The first session of the Winter 2015 Color Relationships class was held on Friday, January 9. This series of lessons will address the visual phenomena of films, veils, volume color, white light, and colored light. We will explore how we perceive these phenomena, and what strategies we must develop in order to recreate them in our media. We reviewed concepts of arrays and halation that were fundamental to Color Relationships 1, held in the fall of 2014. Then the class was challenged to create an illusion of a black film, using only swatches of opaque gray. The solution was given and discussed, and a new challenge assigned for homework: Create the illusion of a colored film over two or more colors.
News flash: Dick will be a panelist at the Art Maui symposium this Saturday, January 17. See http://artmaui.com/2014/12/creativity-commercialism-and-you-making-a-living-in-art/ for more detail.
- Homework assignment
- Class recap – some key ideas
- Class materials
In addition to the film assignment below, please be on the lookout for examples of films in daily life, in magazines, or on the web, to share next week.
Don’t miss the videos at the bottom of this page for practical tips for solving this problem!
Class recap – some key ideas
Array and halation exercise
As a warmup and review, Dick asked the class to sort sets of Color-Aid chips into arrays and demonstrate halation. He led a discussion on strategies used, which included
Hands-on exercise: Create an illusion of a transparent black film
The solution to the black film illusion exercise
Creating the illusion of a film takes some thinking and observing. Most of the attempts in the photos above resemble transparency, but are false films, or veils (coming up next week!), not films. (The photos were taken in the early stages of attempting solutions.)

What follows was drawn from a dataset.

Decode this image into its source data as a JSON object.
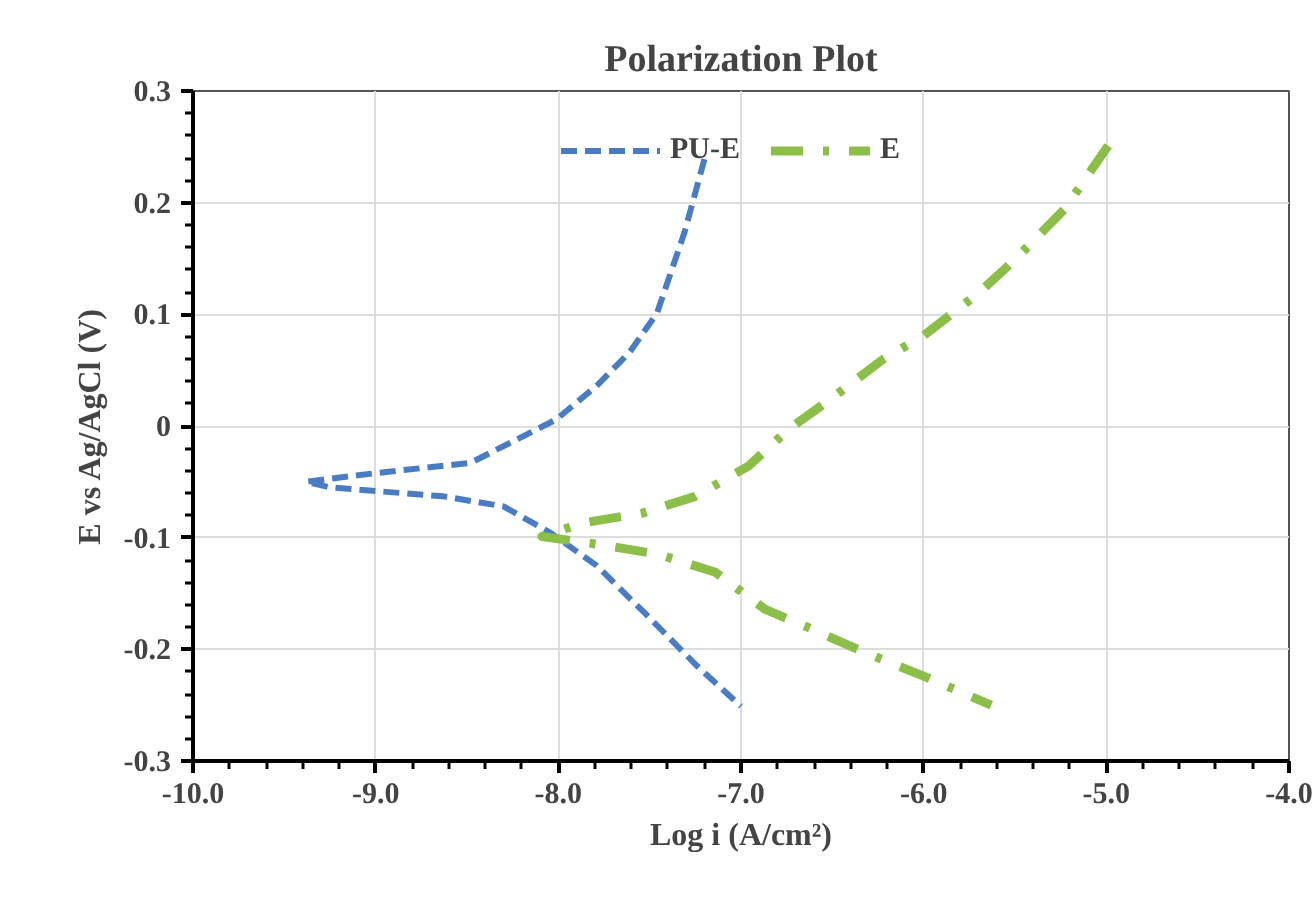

One solution possible with the array provided is an illusion of a transparent black film laid over a gray swatch on a white background. Here you need white, plus three values of gray: 1) the gray swatch itself; 2) a gray representing the film over white; and 3) a gray darker than either of those for where the film overlaps the swatch. Looking at the solution PDF below will help this verbal description make sense.
A film will always darken any color or value below it. You need to show how the film modifies more than one color. These contribute to a convincing “gestalt”, when combined with a casual or natural-appearing overlap (one in which the edges of the swatch and film do not align, and where the film is not entirely contained within the swatch). See the “Rules to remember” in the solution below for more tips for creating effective film illusions.
Critiquing transparency illusions in the Albers book
Looking back at his experience in Josef Albers’ color class at Yale, Dick recognizes that they never observed real films to see how they behave. Thus, many of the transparency illusions in the book are impossible – “freaks”. Several ignore the background – the “film” only influences another color, but not the ground that both are laid on. Some show the overlap area as a blend of the two colors (figure and film). These are incorrect “false films” because the value of the overlap area lies between the two colors, rather than showing how the film color darkens the other color.
Watercolor demonstration: How films behave
Transparent watercolor washes behave as films, modifying all colors below them. Dick gave a demonstration, laying cyan washes of different opacities over areas of layered yellow and magenta watercolor.
A dual film illusion created by a past student
This clever construction demonstrates very clearly how color is relative – how our perception depends on context. On the left, we see what looks like a red film placed over orange and pale green grounds. On the right, lifting the orange flap, we see a white ground, and what appears to be a light green film placed over a solid red strip and the white background. All of the colors used are actually opaque.
Two ways to accurately cut inlay shapes in Illustrator
Here are instructions for how to create interlocking shapes in Illustrator for the film illusion assignment. The pen tool can also be used to construct your shapes, if you are proficient with its use. If you will be printing these instructions, this version should give you higher print quality.
This 6-minute video introduces the concepts of films and gestalt, and demonstrates how it is possible to replicate the illusion of transparency with opaque colors. This is useful for any artist wishing to convey shadows, for instance.
This 2-minute tutorial shows how different values of transparency can be achieved.
Building on the videos above, which demonstrated how transparent black films behave, this video shows how opaque colors can be arranged to create believable representations of colored films.
This 11-minute video shows how to create the illusion of a film over a set of colors using Adobe Illustrator. It demonstrates how to adjust color, and how to use the Pathfinder “Divide” function to create precisely interlocking shapes. This is Dick’s newest tutorial video, created for this class.